''The weakness of all Forster's novels lies in a failure to dramatize quite convincingly of the positive values which he has to set against the destroyers of the morality of the heart.'' Discuss...
''The weakness of all Forster's novels lies in a failure to dramatize quite convincingly of the positive values which he has to set against the destroyers of the morality of the heart.'' Discuss with reference to A Passage to India.
Forster was of a liberal and humanist disposition, and placed utmost emphasis on the importance of personal human relationships, yet he constantly shows that personal relations cannot withstand the strains of external forces. To quote the epigraph to his novel Howard’s End: 'only connect'. But his characters often prove themselves unequal to the task. A Passage to India is an outstanding example of this. The novel shows the constraints placed on friendships by differences of race, culture, creed, and gender, and ultimately none of the characters can surmount these differences. The situation is particularly piquant in that it is set in Anglo-India at a time of growing tension between the Indians and their self-imposed British overlords. Colonisers and colonized alike are adversely affected by the political realities of empire. There is great mutual distrust between the British and the Indians. The British generally remain aloof and haughty, the Indians are alternately servile and resentful.
However there is a select group of characters who attempt to go beyond social, cultural and political divisions. They exhibit the positive values of humanism - of kindliness, consideration and interest towards one’s fellow human beings. These characters make a genuine attempt to reach out to each other across the racial, cultural and gender divide. However, the English who genuinely try to reach out to the Indians – Fielding, Mrs Moore and Adela Quested - are finally unable to do so. On the Indian side, Aziz, who is most eager to accept inter-racial friendship, arranging a convivial picnic with the two ladies and Fielding, is literally put on trial for his efforts when falsely accused of attempted rape by Adela.

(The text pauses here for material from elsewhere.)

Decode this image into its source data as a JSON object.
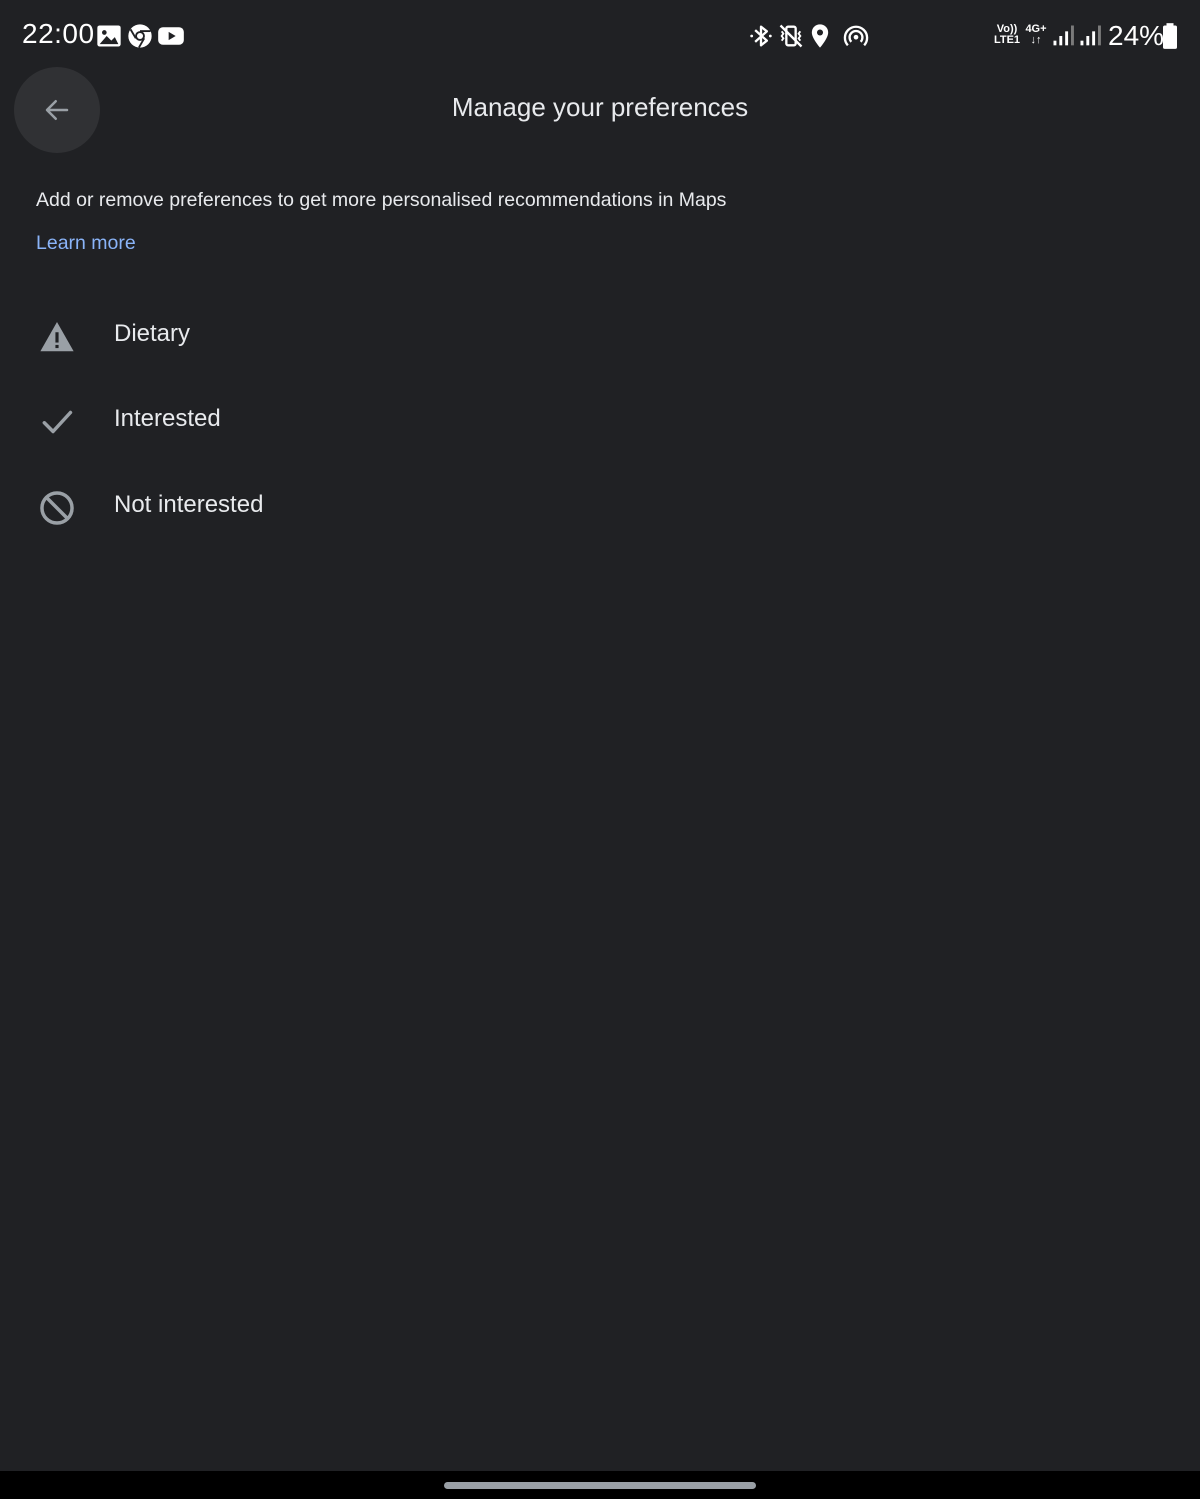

However, Adela does not lay the rape charge out of malice but out of genuine confusion, as she is subject to an hallucination. This is the chaos which is seen to result when English and Indians attempt to meet on a informal level. Mrs Moore, who to begin with is the most natural and unconstrained character in the entire novel, ends up having a mental breakdown and dies on the way back to England. After his disastrous attempt at inter-racial friendships, Aziz, although acquitted, determines to have nothing more to do with the British, and becomes consumed with bitterness – only partly in the end regaining his original strong friendship with Fielding. Fielding was the only Englishman to staunchly stick up for Aziz at the trial, losing all respect from his countrymen in the process, but subsequently he too becomes rather more conservative, less open-minded in his outlook:
He …. felt surprise at his own past heroism. Would he today defy all his own people for the sake of a stray Indian? (chapter 37)
There is no character, then, who is seen to altogether retain his or her most positive virtues in the face of external difficulties. Some do make a gallant attempt, but ultimately they are all seen to succumb to outer pressures, in one way or another. This rather dishearteningly suggests that no amount of personal goodness and integrity is quite enough to fully overcome social barriers. Forster argues that true friendship must be able to override social and cultural considerations while at the same time showing this to be virtually impossible. However, maybe this is not so much a weakness of the novel as a soberly realistic assessment of the state of affairs in a colonized country.